‘De ki: ‘Herkes beklemede! Siz de gözleyin bakalım! Doğru yolu tutanların, hidâyete erenlerin (Sıratı Mustakîm ehlinin) kim olduğunu yakında anlayacaksınız!’ (Taha Suresi,135)
FİKRET KAPLAN
Vefâ yok, ahde hürmet hiç, emânet lâfz-ı bî-medlûl;
Yalan râic, hıyânet mültezem her yerde, hak meçhûl.
M. Akif
Yaşanan onca ağır imtihana, zulme, işkenceye…eşi görülmemiş soykırıma rağmen hala süreci okumakta körlük çeken insanlar var. Körlüğü bilerek tercih ettiği için basiretini, ferasetini kaybetmiş talihsizlerle dolu, Kabe’ye yönelmiş mümin safları. Okudukları, nasihat ettikleri onca bilgiler gırtlaklarından aşağıya inmemiş. Zerre bir nasipleri olmamış onlardan Hak ve Hakikat adına… Ellerinde kin ve haset taşları indiriyorlar masum Habiller’in alnına… Nuh’un (as) selametli gemisinin duvarlarına vuruyorlar nefretlerini. Kardeşlerinden daha büyük bir hınçla dipsiz, derin, karanlık bir kuyuya atıyorlar Yusufları. Abdullah ibni Selül gibi iftirayla yıkmaya çalışıyorlar masumları…
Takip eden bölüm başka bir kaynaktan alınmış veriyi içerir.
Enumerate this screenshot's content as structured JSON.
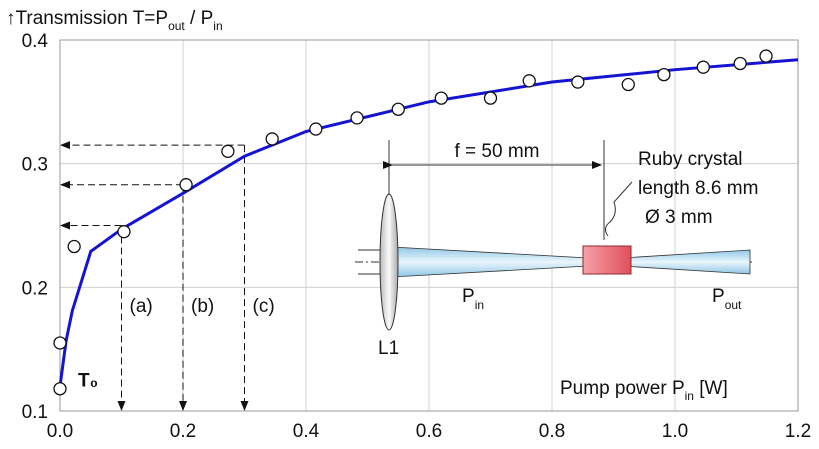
{
  "chart_data": {
    "type": "scatter",
    "y_label": {
      "text": "↑Transmission T=P",
      "sub1": "out",
      "mid": " / P",
      "sub2": "in"
    },
    "x_label": {
      "text": "Pump power P",
      "sub": "in",
      "end": " [W]"
    },
    "xlim": [
      0,
      1.2
    ],
    "ylim": [
      0.1,
      0.4
    ],
    "xticks": [
      {
        "value": 0,
        "label": "0.0"
      },
      0.2,
      0.4,
      0.6,
      0.8,
      {
        "value": 1,
        "label": "1.0"
      },
      1.2
    ],
    "yticks": [
      0.1,
      0.2,
      0.3,
      0.4
    ],
    "grid": true,
    "points": {
      "x": [
        0,
        0,
        0.023,
        0.104,
        0.205,
        0.273,
        0.345,
        0.416,
        0.483,
        0.55,
        0.62,
        0.7,
        0.763,
        0.842,
        0.924,
        0.982,
        1.046,
        1.106,
        1.148
      ],
      "y": [
        0.118,
        0.155,
        0.233,
        0.245,
        0.283,
        0.31,
        0.32,
        0.328,
        0.337,
        0.344,
        0.353,
        0.353,
        0.367,
        0.366,
        0.364,
        0.372,
        0.378,
        0.381,
        0.387
      ]
    },
    "fit": {
      "color": "#1414d2",
      "x": [
        0,
        0.01,
        0.02,
        0.05,
        0.1,
        0.2,
        0.3,
        0.4,
        0.6,
        0.8,
        1.0,
        1.2
      ],
      "y": [
        0.12,
        0.157,
        0.181,
        0.229,
        0.247,
        0.276,
        0.306,
        0.326,
        0.35,
        0.366,
        0.376,
        0.384
      ]
    },
    "t0_label": "T₀",
    "guides": [
      {
        "label": "(a)",
        "x": 0.1,
        "y": 0.25
      },
      {
        "label": "(b)",
        "x": 0.2,
        "y": 0.283
      },
      {
        "label": "(c)",
        "x": 0.3,
        "y": 0.315
      }
    ]
  },
  "inset": {
    "focal": "f = 50 mm",
    "crystal": [
      "Ruby crystal",
      "length 8.6 mm",
      "Ø 3 mm"
    ],
    "lens": "L1",
    "p_in": {
      "text": "P",
      "sub": "in"
    },
    "p_out": {
      "text": "P",
      "sub": "out"
    }
  }
}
‘De ki: ‘Herkes beklemede! Siz de gözleyin bakalım! Doğru yolu tutanların, hidâyete erenlerin (Sıratı Mustakîm ehlinin) kim olduğunu yakında anlayacaksınız!’ (Taha Suresi,135)
Ey ülkenin ve sözde İslam coğrafyasının bahtsız alimleri, bilginleri! İnsanlığın hiçbir devrinde bugünkü gibi kendinize, kendi mukaddes değerlerinize bu kadar yabancı, bu kadar düşman olmadınız. İlmihalde aradığınız, Kur’an’da okuduğunuz, hadiste içine indiğiniz, sırrını deştiğiniz hakikatler arasında yalnız ruhunuz yok. Çünkü, kin ve haset, insani melekelerinizi de söküp atmış. Burada görmek istemediğiniz gibi orada da göremeyeceksiniz hakikatleri: ‘…Biz onu kıyamet günü kör olarak diriltir, duruşmaya getiririz.’ (Taha, 124)
Bir mümin gruba karşı kin ve hasetle başlayan müthiş gafletiniz, onların kan ve gözyaşı çağlayanlarında ‘intikam arzusu’na dönüşmüş. Gözlerinize körlük perdesi indirmiş bu hırsınız.
Onca insanın hayatının son bulması, bebeklerin zindanlarda tutulması, masum annelerin feryatları açmıyor bir türlü gözlerinizi… Rikkate getirmiyor kalplerinizi… Hissiz, hareketsiz, granitten bir duvar kesilmişsiniz. ‘Dilsiz Şeytan!’ tabirini hiç mi duymadınız? Süreci, menfaat kavgası gibi takdim ederek çok basit şeytani oyunlara başvuruyorsunuz.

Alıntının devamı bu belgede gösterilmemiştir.